When it comes to bad luck, there are few superstitions as pervasive in Western culture as that of Friday the 13th. Like crossing paths with a black cat and breaking a mirror, the notion of a day that can bring misfortune is deeply embedded — even if believers can’t quite explain why.
There’s even a name to describe the irrational dread of the date: paraskevidekatriaphobia — a specialized form of triskaidekaphobia, a fear of the number 13.
While Friday the 13th may feel like a rare phenomenon, our Gregorian calendar means that the 13th of any month is slightly more likely to fall on a Friday than any other day of the week.
It is not, however, a universal superstition: In Greece and Spanish-speaking countries, it is Tuesday the 13th that is considered a day of bad luck, while in Italy, it is Friday the 17th that is met with fear.
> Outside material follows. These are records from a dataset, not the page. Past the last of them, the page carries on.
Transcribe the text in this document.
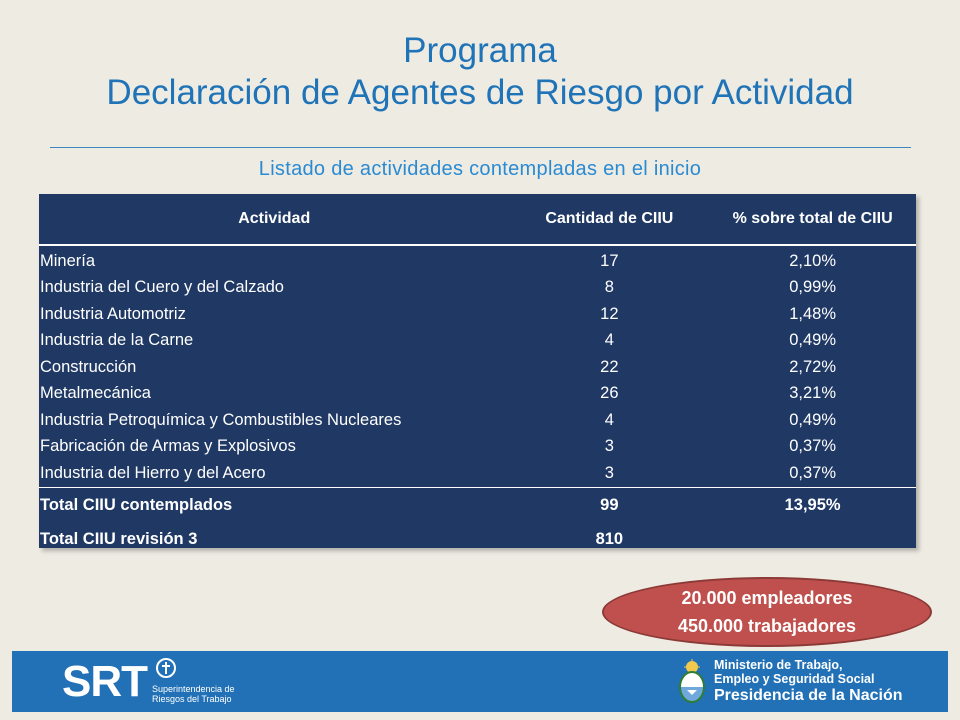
Programa
Declaración de Agentes de Riesgo por Actividad
Listado de actividades contempladas en el inicio
Actividad	Cantidad de CIIU	% sobre total de CIIU
Minería	17	2,10%
Industria del Cuero y del Calzado	8	0,99%
Industria Automotriz	12	1,48%
Industria de la Carne	4	0,49%
Construcción	22	2,72%
Metalmecánica	26	3,21%
Industria Petroquímica y Combustibles Nucleares	4	0,49%
Fabricación de Armas y Explosivos	3	0,37%
Industria del Hierro y del Acero	3	0,37%
Total CIIU contemplados	99	13,95%
Total CIIU revisión 3	810	
20.000 empleadores
450.000 trabajadores
SRT Superintendencia de
Riesgos del Trabajo
Ministerio de Trabajo,
Empleo y Seguridad Social
Presidencia de la Nación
Whatever the origin, religious or secular, Friday plus 13 equals a paralyzing, debilitating fear for millions of Americans.
Paraskevidekatriaphobia, as coined by psychotherapist Donald Dossey of the Stress Management Center-Phobia Institute in Ashville, N.C., bedevils “people with blind, unreasoning fear of this day and date, as opposed to those who have a clear, reasonable fear of not being able to say that word,” according to the institute’s website.
Dossey tells patients, “Paraskevidekatriaphobia – when you learn to pronounce it, you’re cured.”
Unpronounceable phobias have an ironic identification…
Sesquipedaliophobia is the fear of long words, which has morphed into the contrived word hippopotomonstrosesquipedaliophobia.
By either spelling, of course, sufferers would be hard-pressed to read between the lines.